Quick Ratio Calculator Instructions:
- You'll need your latest set of financials, or you can access your current assets total, inventory total and current liabilities total figures from your online accounting software (i.e. XERO or MYOB).
- Make sure you use the totals, not sub-totals.
- Current assets used in the quick ratio include cash, accounts receivable and cash-based investments but exclude inventory.
- Current liabilities used in the quick ratio include all short-term debt (overdrafts, short-term loans), accounts payable, accrued liabilities (and other provisions) and other immediate debts
- To calculate the quick ratio in seconds, you can subtract inventory and current prepaid assets from current assets, and divide that difference by current liabilities. For example, if the inventory was $50,000, current prepaid assets were $10,000, current assets were $120,000 and current liabilities were $40,000, the quick ratio would be $120,000 - ($50,000 + $10,000) / $40,000, which equals 1.50:1.
- Increase the time it takes to turnover inventory - the faster you sell stock, the higher your bank balance and therefore, the quick ratio will increase.
- Selling off unproductive assets - if the company has income-producing assets that aren't efficient or have stopped producing returns, it's better to sell them and use the cash in working capital.
- Get debtors to pay faster - our debtor guide details how to do this which improves bad debt collections and cash flow.
- Pay current liabilities - the less money you owe, the better the quick ratio. The more debt you can clear as it falls due, the better your business's financial position.
- Decrease drawings - these payments from the business always lower the amount of available cash. By reducing the amounts, there is more money to meet liabilities and increase the quick ratio.

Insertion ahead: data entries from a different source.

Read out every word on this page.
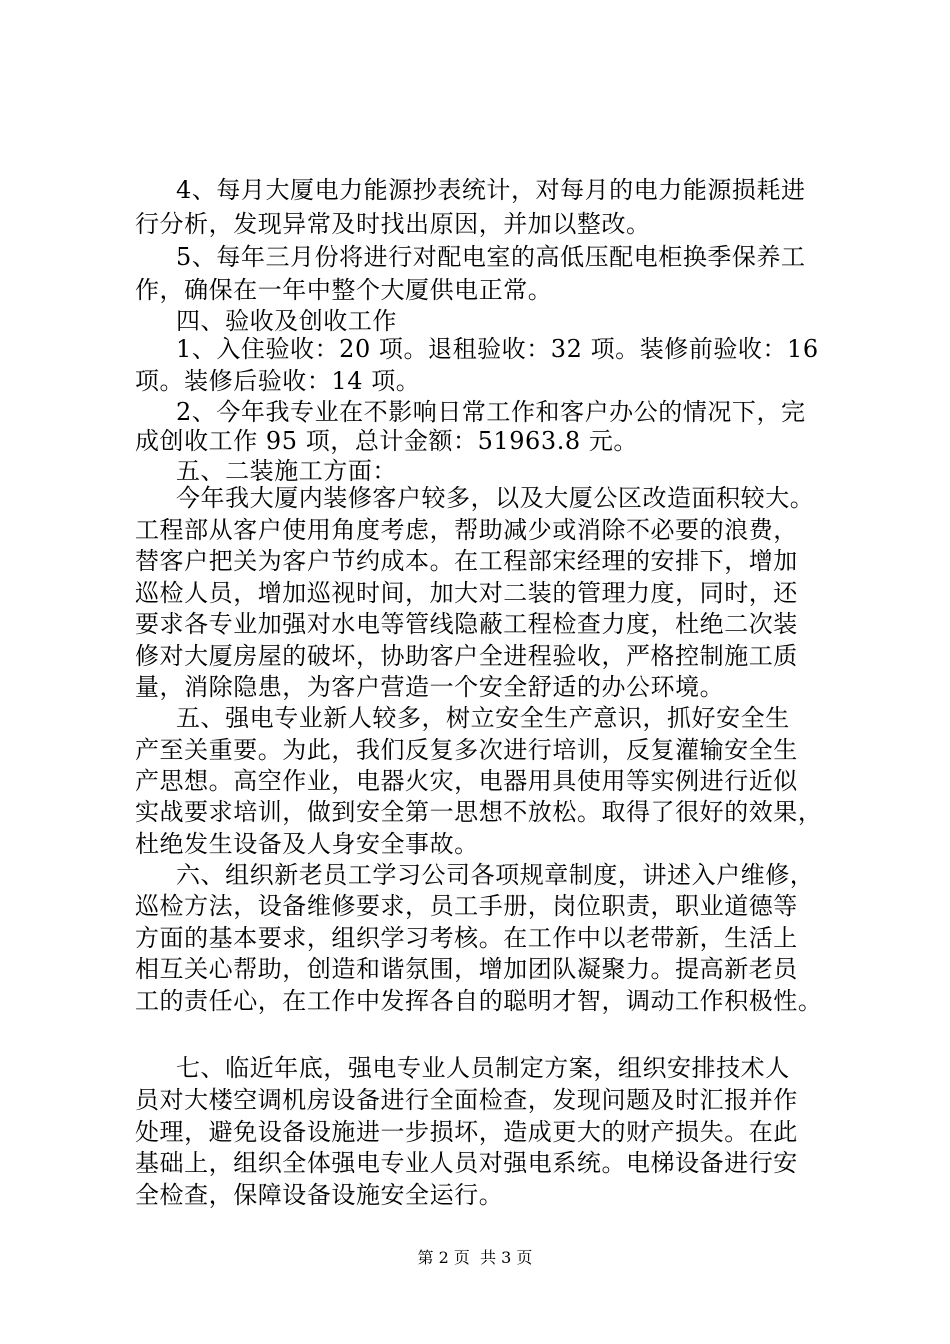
4、每月大厦电力能源抄表统计，对每月的电力能源损耗进
行分析，发现异常及时找出原因，并加以整改。
5、每年三月份将进行对配电室的高低压配电柜换季保养工
作，确保在一年中整个大厦供电正常。
四、验收及创收工作
1、入住验收：20 项。退租验收：32 项。装修前验收：16
项。装修后验收：14 项。
2、今年我专业在不影响日常工作和客户办公的情况下，完
成创收工作 95 项，总计金额：51963.8 元。
五、二装施工方面：
今年我大厦内装修客户较多，以及大厦公区改造面积较大。
工程部从客户使用角度考虑，帮助减少或消除不必要的浪费，
替客户把关为客户节约成本。在工程部宋经理的安排下，增加
巡检人员，增加巡视时间，加大对二装的管理力度，同时，还
要求各专业加强对水电等管线隐蔽工程检查力度，杜绝二次装
修对大厦房屋的破坏，协助客户全进程验收，严格控制施工质
量，消除隐患，为客户营造一个安全舒适的办公环境。
五、强电专业新人较多，树立安全生产意识，抓好安全生
产至关重要。为此，我们反复多次进行培训，反复灌输安全生
产思想。高空作业，电器火灾，电器用具使用等实例进行近似
实战要求培训，做到安全第一思想不放松。取得了很好的效果，
杜绝发生设备及人身安全事故。
六、组织新老员工学习公司各项规章制度，讲述入户维修，
巡检方法，设备维修要求，员工手册，岗位职责，职业道德等
方面的基本要求，组织学习考核。在工作中以老带新，生活上
相互关心帮助，创造和谐氛围，增加团队凝聚力。提高新老员
工的责任心，在工作中发挥各自的聪明才智，调动工作积极性。
七、临近年底，强电专业人员制定方案，组织安排技术人
员对大楼空调机房设备进行全面检查，发现问题及时汇报并作
处理，避免设备设施进一步损坏，造成更大的财产损失。在此
基础上，组织全体强电专业人员对强电系统。电梯设备进行安
全检查，保障设备设施安全运行。
第 2 页  共 3 页
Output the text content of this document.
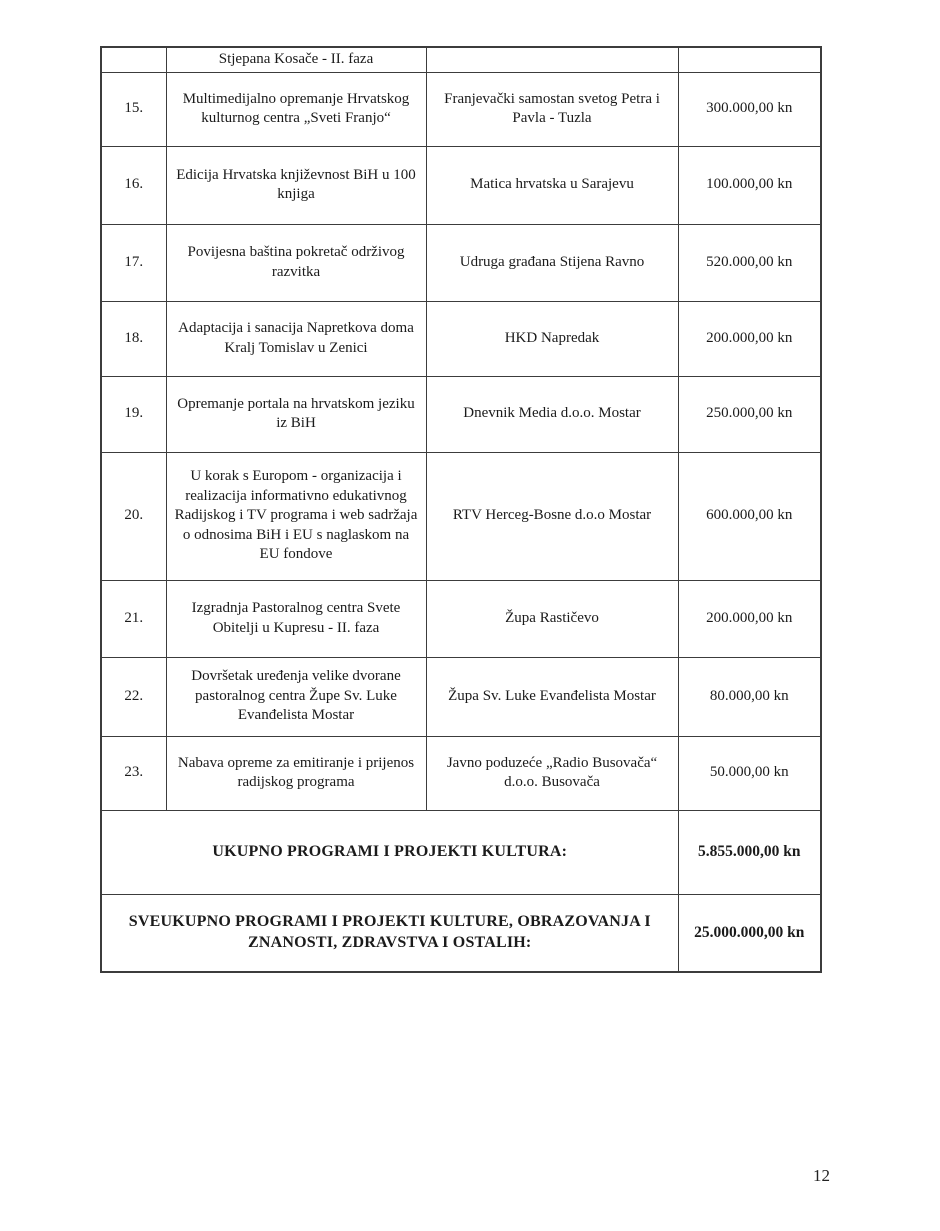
	Stjepana Kosače - II. faza		
15.	Multimedijalno opremanje Hrvatskog kulturnog centra „Sveti Franjo“	Franjevački samostan svetog Petra i Pavla - Tuzla	300.000,00 kn
16.	Edicija Hrvatska književnost BiH u 100 knjiga	Matica hrvatska u Sarajevu	100.000,00 kn
17.	Povijesna baština pokretač održivog razvitka	Udruga građana Stijena Ravno	520.000,00 kn
18.	Adaptacija i sanacija Napretkova doma Kralj Tomislav u Zenici	HKD Napredak	200.000,00 kn
19.	Opremanje portala na hrvatskom jeziku iz BiH	Dnevnik Media d.o.o. Mostar	250.000,00 kn
20.	U korak s Europom - organizacija i realizacija informativno edukativnog Radijskog i TV programa i web sadržaja o odnosima BiH i EU s naglaskom na EU fondove	RTV Herceg-Bosne d.o.o Mostar	600.000,00 kn
21.	Izgradnja Pastoralnog centra Svete Obitelji u Kupresu - II. faza	Župa Rastičevo	200.000,00 kn
22.	Dovršetak uređenja velike dvorane pastoralnog centra Župe Sv. Luke Evanđelista Mostar	Župa Sv. Luke Evanđelista Mostar	80.000,00 kn
23.	Nabava opreme za emitiranje i prijenos radijskog programa	Javno poduzeće „Radio Busovača“ d.o.o. Busovača	50.000,00 kn
UKUPNO PROGRAMI I PROJEKTI KULTURA:			5.855.000,00 kn
SVEUKUPNO PROGRAMI I PROJEKTI KULTURE, OBRAZOVANJA I ZNANOSTI, ZDRAVSTVA I OSTALIH:			25.000.000,00 kn
12
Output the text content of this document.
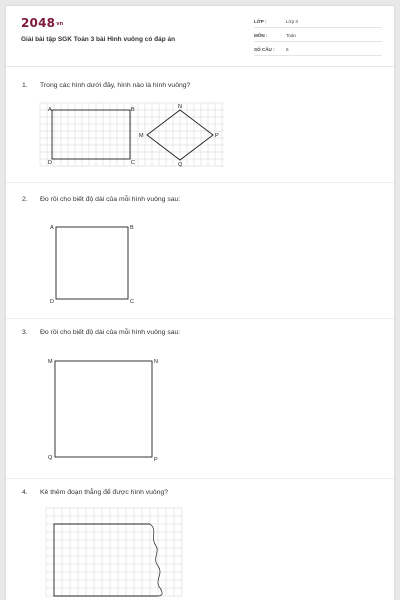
2048vn
Giải bài tập SGK Toán 3 bài Hình vuông có đáp án
LỚP :	Lớp 3
MÔN :	Toán
SỐ CÂU : 6
1. Trong các hình dưới đây, hình nào là hình vuông?
A	B
C
D
N
P
Q
M
2. Đo rồi cho biết độ dài của mỗi hình vuông sau:
A	B
C
D
3. Đo rồi cho biết độ dài của mỗi hình vuông sau:
M	N
P
Q
4. Kẻ thêm đoạn thẳng để được hình vuông?
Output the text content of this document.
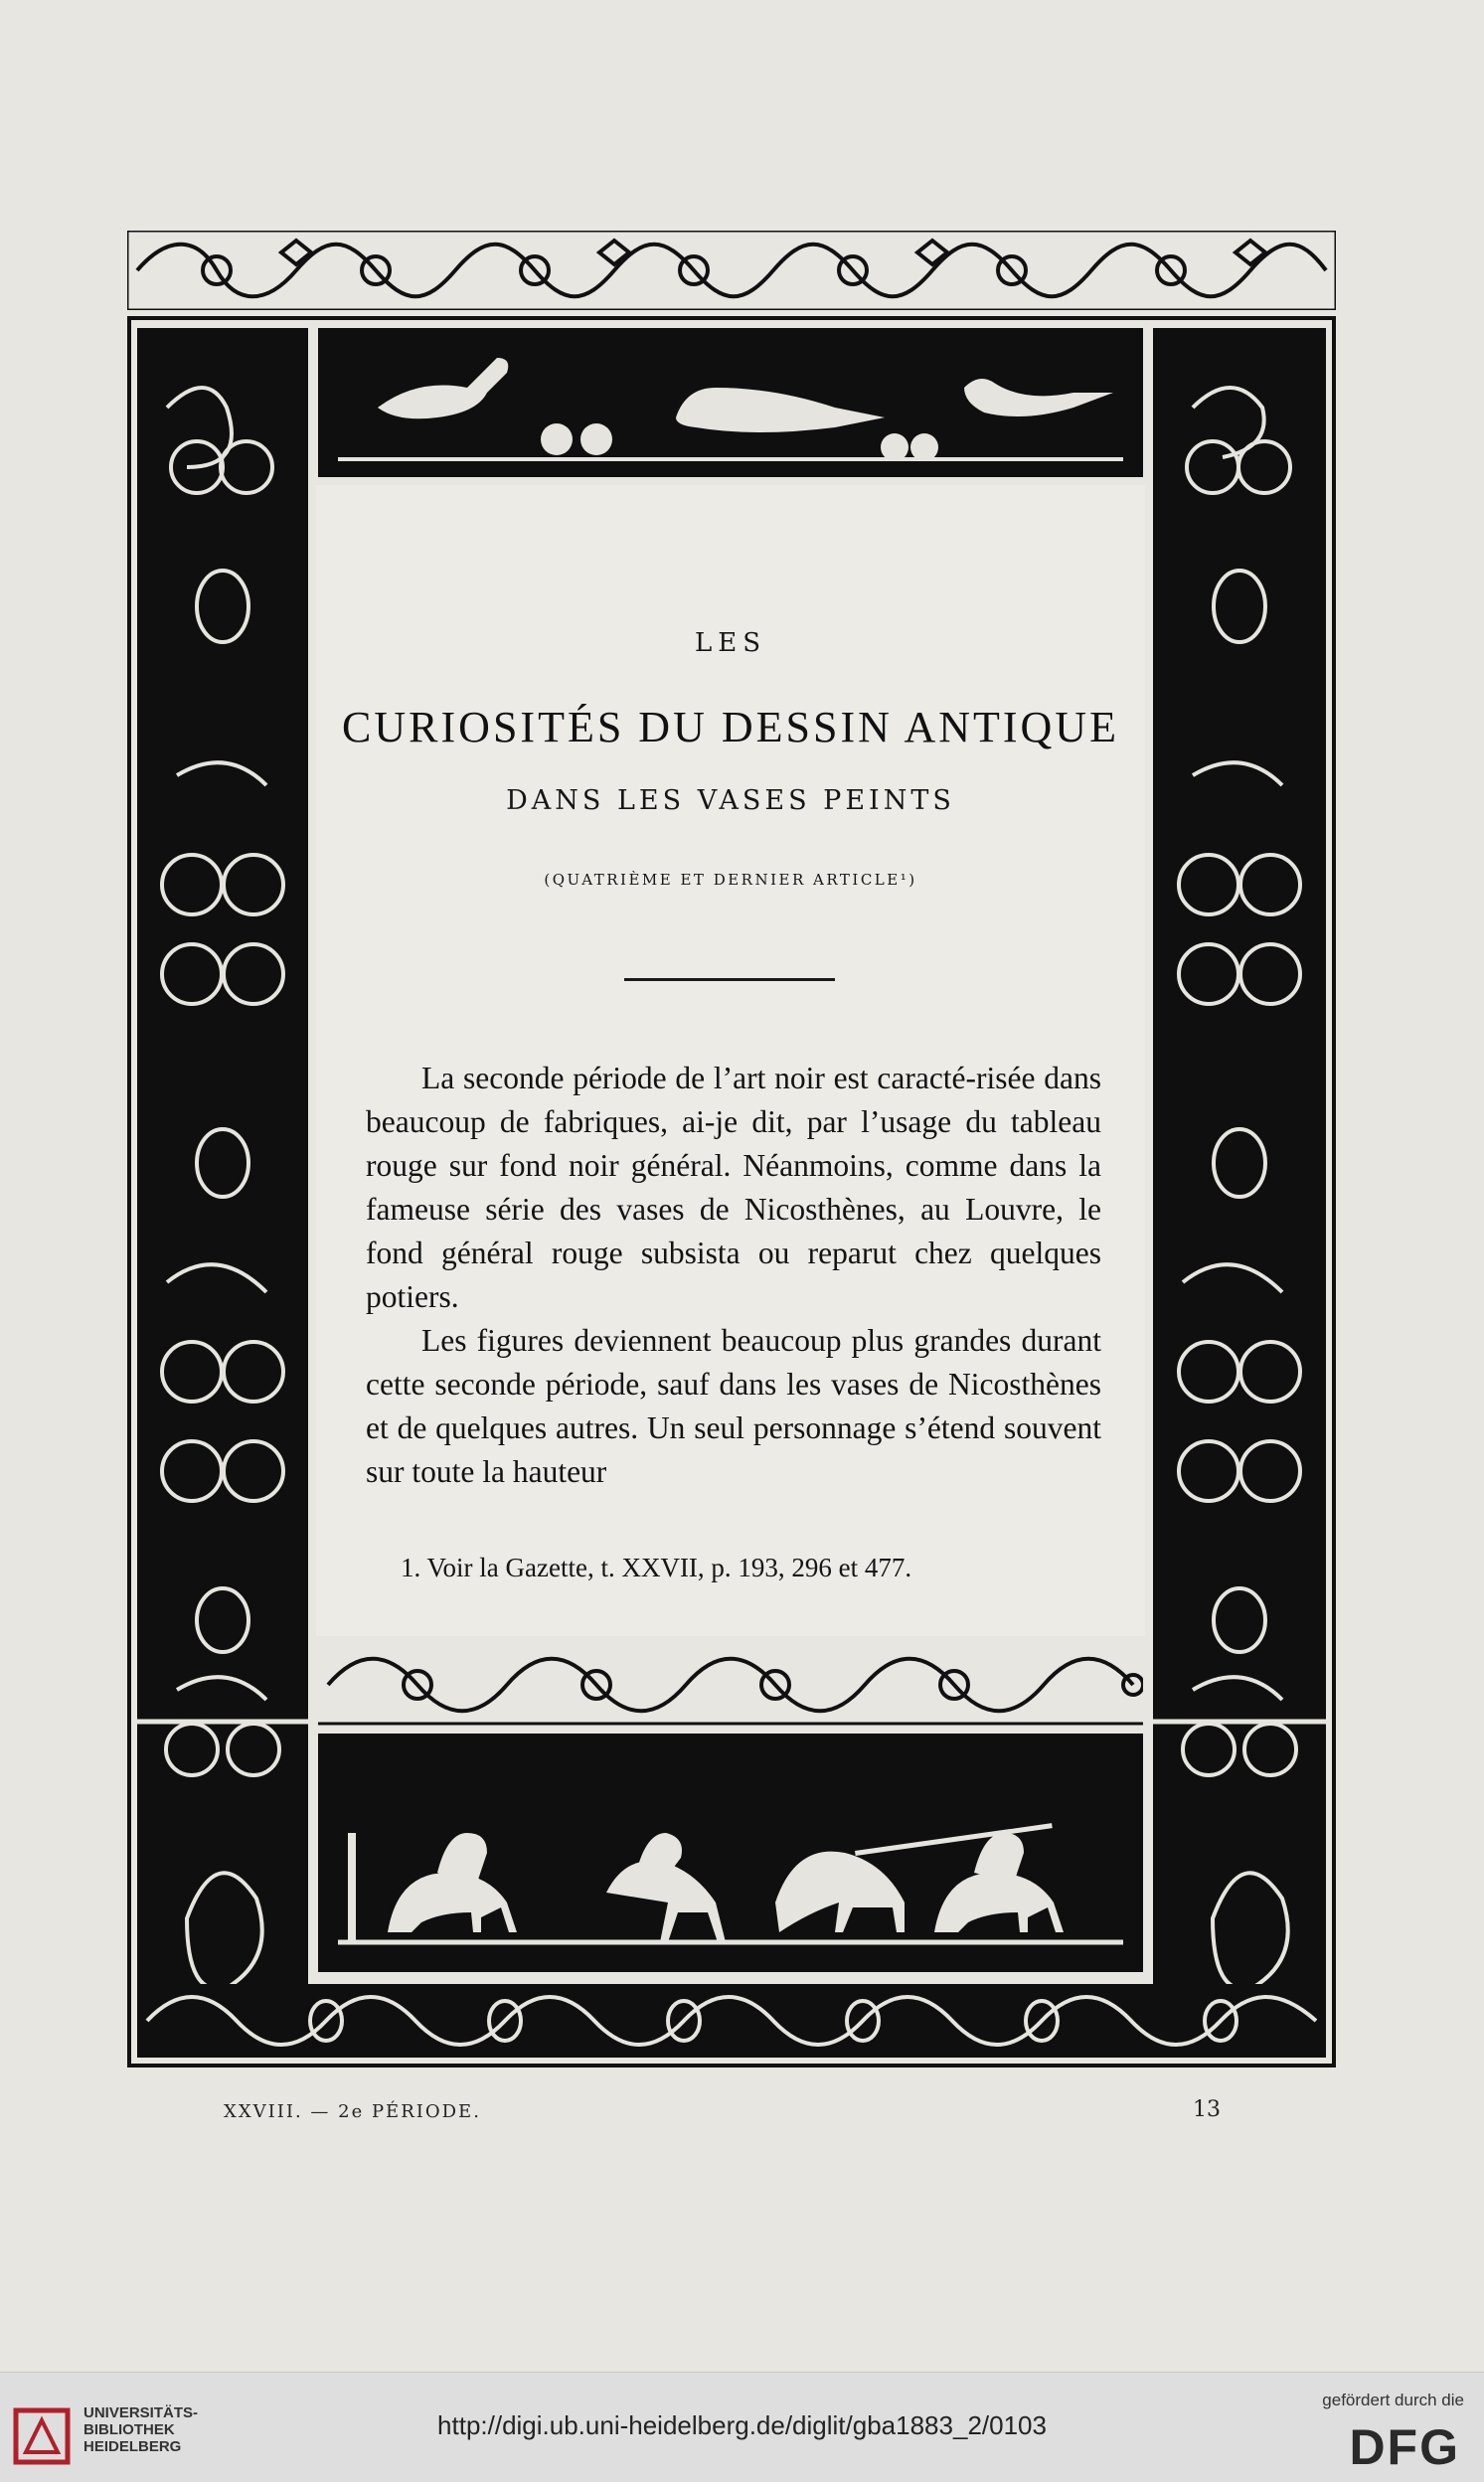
LES
CURIOSITÉS DU DESSIN ANTIQUE
DANS LES VASES PEINTS
(QUATRIÈME ET DERNIER ARTICLE¹)

La seconde période de l’art noir est caracté-risée dans beaucoup de fabriques, ai-je dit, par l’usage du tableau rouge sur fond noir général. Néanmoins, comme dans la fameuse série des vases de Nicosthènes, au Louvre, le fond général rouge subsista ou reparut chez quelques potiers.

Les figures deviennent beaucoup plus grandes durant cette seconde période, sauf dans les vases de Nicosthènes et de quelques autres. Un seul personnage s’étend souvent sur toute la hauteur

1. Voir la Gazette, t. XXVII, p. 193, 296 et 477.
XXVIII. — 2e PÉRIODE.	13
UNIVERSITÄTS-
BIBLIOTHEK
HEIDELBERG
http://digi.ub.uni-heidelberg.de/diglit/gba1883_2/0103
gefördert durch die
DFG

The quick ratio is more conservative than the current ratio because, by excluding inventory, it only includes current assets that can be converted to cash in less than 90 days. Prepaid assets cannot pay liabilities, so they are excluded as well. While the current ratio indicates the immediate ability of a business to meet its debts, the quick ratio goes further by excluding any asset that can't be immediately converted into cash to pay debts.